It's a strange feeling going from the center of the world to relative obscurity in the blink of an eye...
That sacrifice is a means to an end, but I suppose so is everything. And in that relativity, where there should live fear and despair, I have found some solace. Because who are we truly if we are unable to look at our past, present, and future selves with open and honest eyes? There is no shame in wanting to understand who we were, are, will, and can be. This is about growth. This is about change. Always moving forward.
And so onward I struggle, weaving through this new landscape like a vagabond, unsure of how to navigate myself and many of the paths I am beating into the ground.
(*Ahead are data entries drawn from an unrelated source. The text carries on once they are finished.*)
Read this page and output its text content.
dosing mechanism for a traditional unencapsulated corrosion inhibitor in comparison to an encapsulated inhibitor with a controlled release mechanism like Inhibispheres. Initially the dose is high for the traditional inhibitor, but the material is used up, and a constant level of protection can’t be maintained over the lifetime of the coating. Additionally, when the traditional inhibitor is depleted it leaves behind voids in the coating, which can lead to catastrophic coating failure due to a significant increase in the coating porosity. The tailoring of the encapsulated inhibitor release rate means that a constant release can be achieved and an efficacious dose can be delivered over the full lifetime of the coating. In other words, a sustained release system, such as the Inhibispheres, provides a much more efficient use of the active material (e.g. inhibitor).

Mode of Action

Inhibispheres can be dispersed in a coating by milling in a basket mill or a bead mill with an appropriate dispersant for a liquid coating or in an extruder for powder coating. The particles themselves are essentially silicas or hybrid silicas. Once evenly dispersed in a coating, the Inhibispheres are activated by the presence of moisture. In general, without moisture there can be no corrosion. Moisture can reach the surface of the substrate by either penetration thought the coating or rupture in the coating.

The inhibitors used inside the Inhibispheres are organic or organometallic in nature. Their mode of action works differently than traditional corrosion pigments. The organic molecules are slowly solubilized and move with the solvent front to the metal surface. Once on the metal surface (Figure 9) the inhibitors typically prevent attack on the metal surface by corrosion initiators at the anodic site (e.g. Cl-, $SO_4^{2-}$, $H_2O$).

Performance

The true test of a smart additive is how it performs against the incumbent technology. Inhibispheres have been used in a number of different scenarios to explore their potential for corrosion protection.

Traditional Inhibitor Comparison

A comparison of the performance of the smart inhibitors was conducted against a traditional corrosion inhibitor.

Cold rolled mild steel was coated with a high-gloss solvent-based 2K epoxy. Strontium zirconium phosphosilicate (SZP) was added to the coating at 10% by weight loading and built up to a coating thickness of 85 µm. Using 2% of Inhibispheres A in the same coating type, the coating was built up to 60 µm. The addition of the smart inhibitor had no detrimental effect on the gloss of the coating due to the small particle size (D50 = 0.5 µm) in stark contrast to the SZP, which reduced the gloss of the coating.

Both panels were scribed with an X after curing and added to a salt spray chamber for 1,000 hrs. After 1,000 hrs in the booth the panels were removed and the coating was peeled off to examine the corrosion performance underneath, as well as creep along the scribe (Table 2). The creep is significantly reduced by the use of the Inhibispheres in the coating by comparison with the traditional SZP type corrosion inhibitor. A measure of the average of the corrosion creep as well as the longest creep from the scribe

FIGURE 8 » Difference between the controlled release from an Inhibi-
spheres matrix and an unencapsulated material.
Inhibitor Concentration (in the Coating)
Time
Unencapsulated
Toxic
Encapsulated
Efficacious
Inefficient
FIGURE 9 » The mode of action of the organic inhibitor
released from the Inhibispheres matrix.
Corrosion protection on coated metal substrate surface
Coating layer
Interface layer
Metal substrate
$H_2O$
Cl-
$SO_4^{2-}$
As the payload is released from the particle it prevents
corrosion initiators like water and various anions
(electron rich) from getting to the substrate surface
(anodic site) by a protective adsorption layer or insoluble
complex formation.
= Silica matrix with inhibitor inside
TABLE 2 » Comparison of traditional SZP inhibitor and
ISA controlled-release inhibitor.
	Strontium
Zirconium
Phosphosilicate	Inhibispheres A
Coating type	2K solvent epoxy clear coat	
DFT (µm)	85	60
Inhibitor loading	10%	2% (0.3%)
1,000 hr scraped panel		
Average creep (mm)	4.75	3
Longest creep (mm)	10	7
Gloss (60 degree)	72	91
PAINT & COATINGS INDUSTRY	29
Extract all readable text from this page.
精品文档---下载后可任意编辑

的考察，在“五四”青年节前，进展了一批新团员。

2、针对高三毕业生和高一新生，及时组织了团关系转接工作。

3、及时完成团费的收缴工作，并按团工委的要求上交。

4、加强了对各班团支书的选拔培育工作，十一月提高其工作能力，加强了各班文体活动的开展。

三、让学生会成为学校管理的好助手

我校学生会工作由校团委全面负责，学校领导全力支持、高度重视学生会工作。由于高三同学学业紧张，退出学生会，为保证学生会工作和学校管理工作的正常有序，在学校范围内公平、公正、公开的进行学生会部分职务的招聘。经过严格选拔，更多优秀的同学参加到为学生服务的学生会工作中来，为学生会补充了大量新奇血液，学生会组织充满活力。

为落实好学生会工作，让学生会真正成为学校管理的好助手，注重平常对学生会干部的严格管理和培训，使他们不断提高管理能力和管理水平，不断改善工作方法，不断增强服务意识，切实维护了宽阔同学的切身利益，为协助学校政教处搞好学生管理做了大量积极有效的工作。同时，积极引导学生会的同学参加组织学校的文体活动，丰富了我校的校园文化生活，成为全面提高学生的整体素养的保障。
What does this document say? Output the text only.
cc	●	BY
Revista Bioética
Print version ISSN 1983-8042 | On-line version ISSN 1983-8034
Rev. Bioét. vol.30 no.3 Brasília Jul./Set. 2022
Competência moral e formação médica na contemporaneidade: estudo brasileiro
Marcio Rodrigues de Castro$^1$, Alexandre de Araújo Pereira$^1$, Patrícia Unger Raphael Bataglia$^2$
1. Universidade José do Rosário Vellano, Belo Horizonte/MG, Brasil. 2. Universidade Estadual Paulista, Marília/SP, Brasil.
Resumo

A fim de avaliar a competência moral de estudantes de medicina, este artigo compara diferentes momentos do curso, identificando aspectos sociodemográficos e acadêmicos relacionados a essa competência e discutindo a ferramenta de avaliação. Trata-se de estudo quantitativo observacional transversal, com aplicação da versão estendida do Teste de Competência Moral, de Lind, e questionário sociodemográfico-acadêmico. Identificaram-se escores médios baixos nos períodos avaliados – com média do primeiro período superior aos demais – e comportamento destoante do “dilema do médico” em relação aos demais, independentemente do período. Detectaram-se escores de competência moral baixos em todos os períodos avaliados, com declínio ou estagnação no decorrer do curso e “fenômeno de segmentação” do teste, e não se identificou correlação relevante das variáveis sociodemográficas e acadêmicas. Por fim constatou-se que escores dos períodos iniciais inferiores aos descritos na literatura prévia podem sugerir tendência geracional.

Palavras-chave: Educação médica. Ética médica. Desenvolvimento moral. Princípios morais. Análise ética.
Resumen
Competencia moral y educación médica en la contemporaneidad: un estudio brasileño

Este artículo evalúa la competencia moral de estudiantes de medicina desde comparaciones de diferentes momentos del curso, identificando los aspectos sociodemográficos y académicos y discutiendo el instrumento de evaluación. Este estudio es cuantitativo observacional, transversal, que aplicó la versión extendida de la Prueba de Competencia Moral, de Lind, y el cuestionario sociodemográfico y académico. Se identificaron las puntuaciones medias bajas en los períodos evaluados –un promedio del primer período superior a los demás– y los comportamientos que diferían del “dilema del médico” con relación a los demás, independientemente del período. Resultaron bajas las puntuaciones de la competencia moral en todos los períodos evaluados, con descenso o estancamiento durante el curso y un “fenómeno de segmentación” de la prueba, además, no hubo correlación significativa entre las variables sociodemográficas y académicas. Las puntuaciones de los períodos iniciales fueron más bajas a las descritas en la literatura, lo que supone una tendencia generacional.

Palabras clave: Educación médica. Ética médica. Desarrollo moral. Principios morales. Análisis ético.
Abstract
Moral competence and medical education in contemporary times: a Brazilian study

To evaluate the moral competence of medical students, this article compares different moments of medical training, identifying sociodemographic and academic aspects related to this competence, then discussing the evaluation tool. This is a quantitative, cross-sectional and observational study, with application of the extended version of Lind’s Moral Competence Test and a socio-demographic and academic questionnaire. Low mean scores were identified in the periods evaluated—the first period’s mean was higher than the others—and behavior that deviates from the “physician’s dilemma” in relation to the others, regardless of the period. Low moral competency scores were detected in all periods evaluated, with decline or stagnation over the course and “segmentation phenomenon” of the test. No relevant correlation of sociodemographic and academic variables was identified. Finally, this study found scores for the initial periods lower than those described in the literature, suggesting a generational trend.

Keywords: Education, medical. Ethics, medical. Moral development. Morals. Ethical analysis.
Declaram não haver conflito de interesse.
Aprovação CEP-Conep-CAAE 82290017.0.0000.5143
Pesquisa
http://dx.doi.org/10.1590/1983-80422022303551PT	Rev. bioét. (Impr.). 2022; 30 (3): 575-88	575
All I have to guide me is my instinct and an unwavering desire to conquer all the plans I have laid out before me. Since 18, those plans have been mine and mine alone.
Across these last 6 years, I have had the good fortune of being able to turn strangers into friends, and those relationships have aided me along in my journey. And I am eternally thankful for that. But in the end we all die alone. And thus, we live alone.
In that vain, my plans--my dreams--are mine and mine alone too. Somehow though, that solitude has always been my strength, my will to carry on; through dignity lost, through broken bones and broken spirits, through failure.
...so in that blink, I am new again Reinvented. Reinvigorated. Redesigned. And yet, the more things change, my dreams still stay the same.